Scanner sc = new Scanner(System.in);
int n = sc.nextInt();
int size = n * 6 + 1;
int x = 1;
int y = 1;

for (int i = 0; i < n; i = i + 1) {
    for (int i3 = 0; i3 < size; i3 = i3 + 1) {
        System.out.print("*");
    }

    System.out.println("");
    y = y + 1;

    for (int i1 = 0; i1 < size - 2; i1 = i1 + 1) {
        System.out.print("*");
        for (int i2 = 0; i2 < size - 2; i2 = i2 + 1) {
            System.out.print(" ");
        }

        System.out.println("*");
        y = y + 1;
    }

    for (int i4 = 0; i4 < size; i4 = i4 + 1) {
        System.out.print("*");
    }
}

Answer 1

There are many different approaches to this problem. This may not be the best, but it's quite simple and educational IMO.

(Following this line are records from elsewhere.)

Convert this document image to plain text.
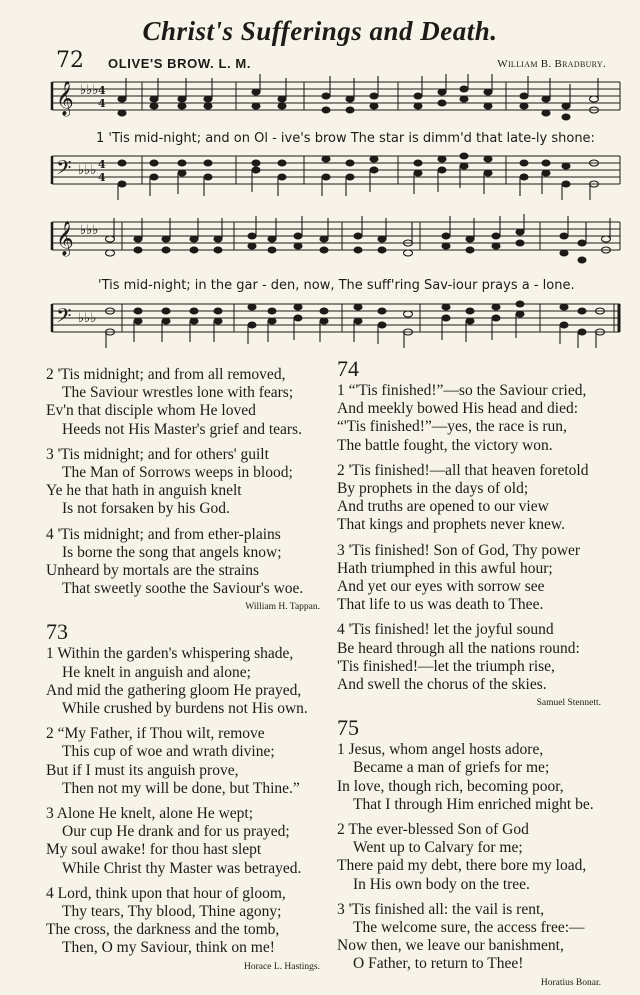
Christ's Sufferings and Death.
72 OLIVE'S BROW. L. M.	William B. Bradbury.
𝄞 ♭♭♭ 4
4
1 'Tis mid-night; and on Ol - ive's brow The star is dimm'd that late-ly shone:
𝄢 ♭♭♭ 4
4
𝄞 ♭♭♭
'Tis mid-night; in the gar - den, now, The suff'ring Sav-iour prays a - lone.
𝄢 ♭♭♭
2 'Tis midnight; and from all removed,
The Saviour wrestles lone with fears;
Ev'n that disciple whom He loved
Heeds not His Master's grief and tears.
3 'Tis midnight; and for others' guilt
The Man of Sorrows weeps in blood;
Ye he that hath in anguish knelt
Is not forsaken by his God.
4 'Tis midnight; and from ether-plains
Is borne the song that angels know;
Unheard by mortals are the strains
That sweetly soothe the Saviour's woe.
William H. Tappan.
73
1 Within the garden's whispering shade,
He knelt in anguish and alone;
And mid the gathering gloom He prayed,
While crushed by burdens not His own.
2 “My Father, if Thou wilt, remove
This cup of woe and wrath divine;
But if I must its anguish prove,
Then not my will be done, but Thine.”
3 Alone He knelt, alone He wept;
Our cup He drank and for us prayed;
My soul awake! for thou hast slept
While Christ thy Master was betrayed.
4 Lord, think upon that hour of gloom,
Thy tears, Thy blood, Thine agony;
The cross, the darkness and the tomb,
Then, O my Saviour, think on me!
Horace L. Hastings.
74
1 “'Tis finished!”—so the Saviour cried,
And meekly bowed His head and died:
“'Tis finished!”—yes, the race is run,
The battle fought, the victory won.
2 'Tis finished!—all that heaven foretold
By prophets in the days of old;
And truths are opened to our view
That kings and prophets never knew.
3 'Tis finished! Son of God, Thy power
Hath triumphed in this awful hour;
And yet our eyes with sorrow see
That life to us was death to Thee.
4 'Tis finished! let the joyful sound
Be heard through all the nations round:
'Tis finished!—let the triumph rise,
And swell the chorus of the skies.
Samuel Stennett.
75
1 Jesus, whom angel hosts adore,
Became a man of griefs for me;
In love, though rich, becoming poor,
That I through Him enriched might be.
2 The ever-blessed Son of God
Went up to Calvary for me;
There paid my debt, there bore my load,
In His own body on the tree.
3 'Tis finished all: the vail is rent,
The welcome sure, the access free:—
Now then, we leave our banishment,
O Father, to return to Thee!
Horatius Bonar.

The main idea is: you don't need to know how to print the entire frame. You only need to know how to print 1/4 of it - then repeat it in reverse X order, then repeat it in reverse Y order. Let's start with drawing X, specifically - one diagonal of it. If the "X" has to have 4n+1 *, it has 4 arms with a stars each and one * in the middle - totaling to 4 * a + 1 stars - so, obviously, 4n+1 == 4a+1, and each arm has to have exactly n *'s. Let's use XY Cartesian coordinate system. Thus, we only have an asterisk if x == y - otherwise we have s space there.

for ( int y = 0; y < n; y++ ) {
  for ( int x = 0; x < n; x++ ) {
    System.out.print( ( x == y ) ? '*' : ' ' );
  }
  System.out.println();
}

Now, let's add a mirror copy to it by iterating in reverse too:

for ( int y = 0; y < n; y++ ) {
  for ( int x = 0; x < n; x++ ) {
    System.out.print( ( x == y ) ? '*' : ' ' );
  }
  for ( int x = n; x >= 0; x-- ) {
    System.out.print( ( x == y ) ? '*' : ' ' );
  }
  System.out.println();
}

Now, let's try to get into valid Cartesian:

int x, y;
for ( y = -n; y <= n; y++ ) {
  for ( x = -n; x < 0; x++ ) {
    System.out.print( ( x == y || x == -y ) ? '*' : ' ' );
  }
  for ( ; x <= n; x++ ) {
    System.out.print( ( x == y || x == -y ) ? '*' : ' ' );
  }
  System.out.println();
}

and, finally, we can figure that it's just

for ( int y = -n; y <= n; y++ ) {
  for ( int x = -n; x <= n; x++ ) {
    System.out.print( hasAsterisk( Math.abs(x), Math.abs(y) ) ? '*' : ' ' );
  }
  System.out.println();
}

with, for example

static boolean hasAsterisk( int x, int y ) {
  return x == y;
}

Extend this code to handle the frames, and you're set. Each "quart part" of the frame is only * for each n, 2n chars total - the cross itself is n in length (see above) plus 1 central asterisk; to sum up, X and Y will range over int [-3n,3n] - call that 3n some m and use it as the range for iteration.

As an additional hint, the formula is different for the inner cross (i.e. abs(x)<n,abs(y)<n), and different for the frames themselves. The formula for the frames can be easily figured out if you notice that it's every second row, in the shape of two asterisk triangles in axis X added to two triangles in axis Y.

return ( x <= n && y <= n ) ? x == y : ( ( x < y ) ? y % 2 == nMod2 : x % 2 == nMod2 );